In more recent years, where was citric acid most often used?
Chen: It had several industrial applications. Citric acid is safe on many metals, so it was used for cleaning different types of metals used in manufacturing and or industrial applications. It has also been used for cleaning parts in auto engines such as radiators.
It’s considered safe, but it is also an acid. Is this a concern?
Chen: On a pH scale, citric acid has a pH level of between 3 and 6. The pH scale span is 0 to 14, with 0 being very acidic, 14 being the least acidic (also called “basic”), and 7 being considered neutral. This means citric acid is a relatively weak acid. As with any cleaning solution, if misused, there could be a risk, but overall, it is considered very safe and certainly safer than most traditional cleaning solutions.
Are there citric acid disinfectants?
Chen: At least one has been approved and registered as a disinfectant by the U.S. Environmental Protection Agency (EPA). This means that when used per the manufacturer’s instructions, the EPA verifies the product will eliminate (kill) pathogens as listed on the label. Further, at least one is now on the EPA’s List-N, meaning it is proven to eliminate the pathogen that causes COVID. The conclusions of the EPA and the Canadian Environmental Protection Act typically parallel each other.

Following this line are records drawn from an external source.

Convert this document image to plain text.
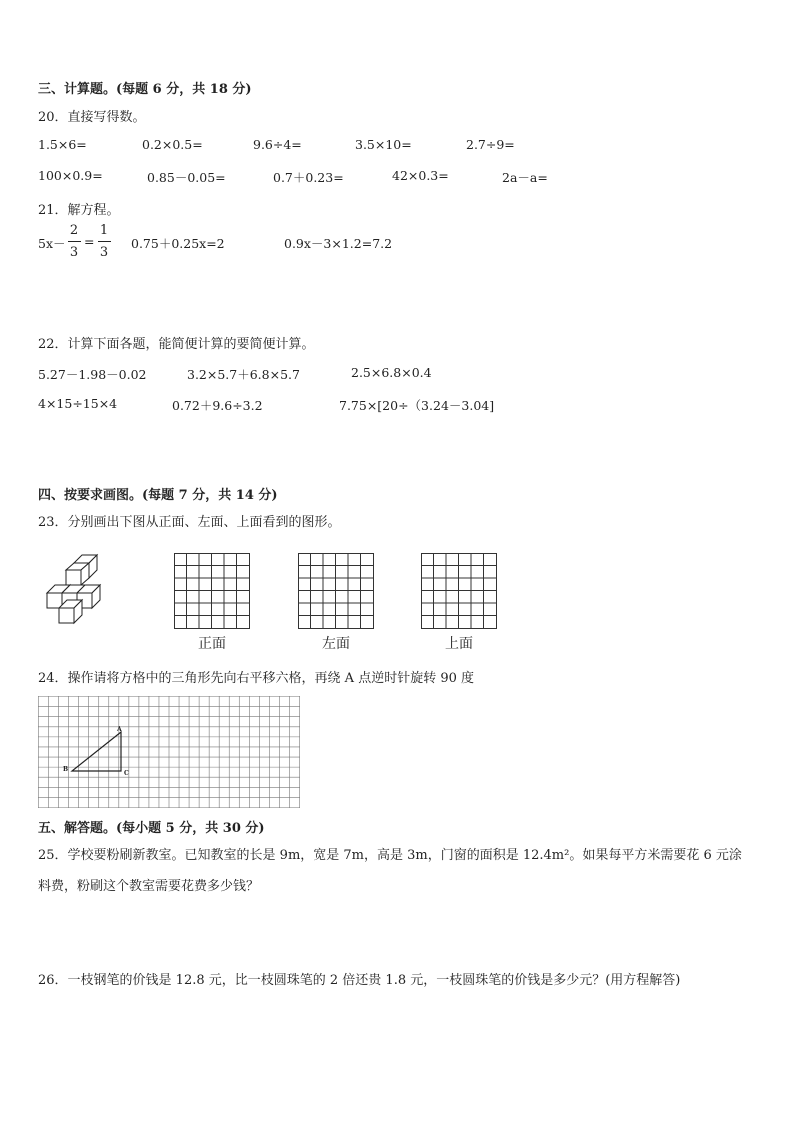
三、计算题。(每题 6 分，共 18 分)
20．直接写得数。
1.5×6=	0.2×0.5=	9.6÷4=	3.5×10=	2.7÷9=
100×0.9=	0.85－0.05=	0.7＋0.23=	42×0.3=	2a－a=
21．解方程。
5x－
2
3
=
1
3
0.75＋0.25x=2	0.9x－3×1.2=7.2
22．计算下面各题，能简便计算的要简便计算。
5.27－1.98－0.02	3.2×5.7＋6.8×5.7	2.5×6.8×0.4
4×15÷15×4	0.72＋9.6÷3.2	7.75×[20÷（3.24－3.04]
四、按要求画图。(每题 7 分，共 14 分)
23．分别画出下图从正面、左面、上面看到的图形。
正面	左面	上面
24．操作请将方格中的三角形先向右平移六格，再绕 A 点逆时针旋转 90 度
A
B
C
五、解答题。(每小题 5 分，共 30 分)
25．学校要粉刷新教室。已知教室的长是 9m，宽是 7m，高是 3m，门窗的面积是 12.4m²。如果每平方米需要花 6 元涂
料费，粉刷这个教室需要花费多少钱？
26．一枝钢笔的价钱是 12.8 元，比一枝圆珠笔的 2 倍还贵 1.8 元，一枝圆珠笔的价钱是多少元？(用方程解答)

How important is it that citric acid is derived from sustainable resources?
Chen: Sustainability is going to become the watchword of the 21st century. When facility managers and cleaning contractors consider selecting a product, they traditionally ask about durability, effectiveness, performance, and cost. Now they are going to also ask about the product’s sustainability. We can expect sustainability to become increasingly important in years to come.